What is the PTE Deduction and How Does it Help?

The Pass-Through Entity (PTE) deduction allows business owners to bypass the SALT cap by having their business pay state and local taxes at the business entity level instead of on their personal tax return. When the business pays the taxes, those payments are considered a business expense, and business expenses are not subject to the $10,000 SALT cap.
Here’s how it works:
1. Entity-Level Taxation: In states that offer the PTE deduction, certain businesses, such as S-Corporations, LLCs, and partnerships, can choose to pay state and local taxes directly as a business.
2. Full Deduction: Because the taxes are paid by the business rather than the individual owner, the full amount of state and local taxes can be deducted as a business expense on the federal tax return. This bypasses the $10,000 SALT cap that applies to individuals.
By taking advantage of this deduction, business owners can reduce their federal tax bill in a way that wasn’t possible after the TCJA.

Which States Offer the PTE Deduction?

As of 2023, over 30 states have passed laws allowing pass-through businesses to elect to pay taxes at the entity level. High-tax states like California, New York, and New Jersey have implemented these rules, making it easier for business owners in these states to avoid the SALT cap.
Each state has its own specific rules and guidelines, so business owners should consult with a tax professional or advisor to ensure they are following the right procedures for their state.

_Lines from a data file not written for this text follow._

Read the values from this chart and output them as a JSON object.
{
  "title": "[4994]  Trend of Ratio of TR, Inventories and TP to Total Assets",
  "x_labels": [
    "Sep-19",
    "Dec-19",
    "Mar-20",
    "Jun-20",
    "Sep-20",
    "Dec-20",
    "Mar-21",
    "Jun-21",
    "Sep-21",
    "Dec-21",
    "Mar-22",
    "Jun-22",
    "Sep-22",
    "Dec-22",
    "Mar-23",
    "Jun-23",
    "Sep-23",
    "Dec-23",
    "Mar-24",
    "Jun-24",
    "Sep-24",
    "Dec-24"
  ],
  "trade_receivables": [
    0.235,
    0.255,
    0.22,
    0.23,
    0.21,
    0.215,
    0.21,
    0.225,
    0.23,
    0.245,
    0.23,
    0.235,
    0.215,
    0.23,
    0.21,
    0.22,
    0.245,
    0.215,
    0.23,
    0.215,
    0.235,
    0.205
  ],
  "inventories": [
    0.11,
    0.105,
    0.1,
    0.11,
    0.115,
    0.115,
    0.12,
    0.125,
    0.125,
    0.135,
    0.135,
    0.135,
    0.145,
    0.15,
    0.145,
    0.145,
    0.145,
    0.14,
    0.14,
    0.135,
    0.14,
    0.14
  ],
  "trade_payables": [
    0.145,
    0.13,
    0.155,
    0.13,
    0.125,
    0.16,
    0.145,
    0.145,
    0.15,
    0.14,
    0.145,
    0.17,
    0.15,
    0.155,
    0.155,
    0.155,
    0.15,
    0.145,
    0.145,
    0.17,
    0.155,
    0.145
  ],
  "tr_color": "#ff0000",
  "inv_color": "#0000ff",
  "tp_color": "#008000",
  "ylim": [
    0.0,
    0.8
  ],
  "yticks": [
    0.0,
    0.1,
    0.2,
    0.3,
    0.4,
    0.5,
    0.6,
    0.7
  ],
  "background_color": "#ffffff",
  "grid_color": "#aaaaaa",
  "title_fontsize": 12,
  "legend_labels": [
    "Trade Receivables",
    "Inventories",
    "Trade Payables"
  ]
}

Potential Future Changes to the SALT Deduction

The future of the SALT deduction cap is still uncertain, and there are several possibilities for how it could change in the coming years:
1. Repeal or Increase of the SALT Cap: There have been numerous efforts to repeal or raise the $10,000 SALT cap. Some lawmakers have proposed raising the cap, while others want to eliminate it altogether. If any of these changes were to pass, it could restore some or all of the tax benefits that were lost after the TCJA.
2. Expiration of the TCJA: The SALT cap is set to expire in 2025, along with other provisions of the TCJA. If Congress does not act to extend or modify these provisions, the full SALT deduction could be restored after 2025.
3. Expansion of PTE Deduction: More states are expected to adopt PTE deduction legislation in the coming years, and the strategy will likely gain further popularity as business owners look for ways to reduce their tax burden.

Conclusion

The SALT deduction cap introduced by the TCJA has significantly impacted many taxpayers, particularly business owners in high-tax states. However, the Pass-Through Entity (PTE) deduction offers a powerful workaround that allows business owners to avoid the $10,000 cap and fully deduct their state and local taxes.
While the future of the SALT cap is still uncertain, business owners should be aware of their options and work with their tax advisors to ensure they are taking full advantage of the tax-saving opportunities available to them. By understanding the SALT deduction, the PTE deduction, and potential future changes, business owners can optimize their tax strategies and minimize their overall tax liability.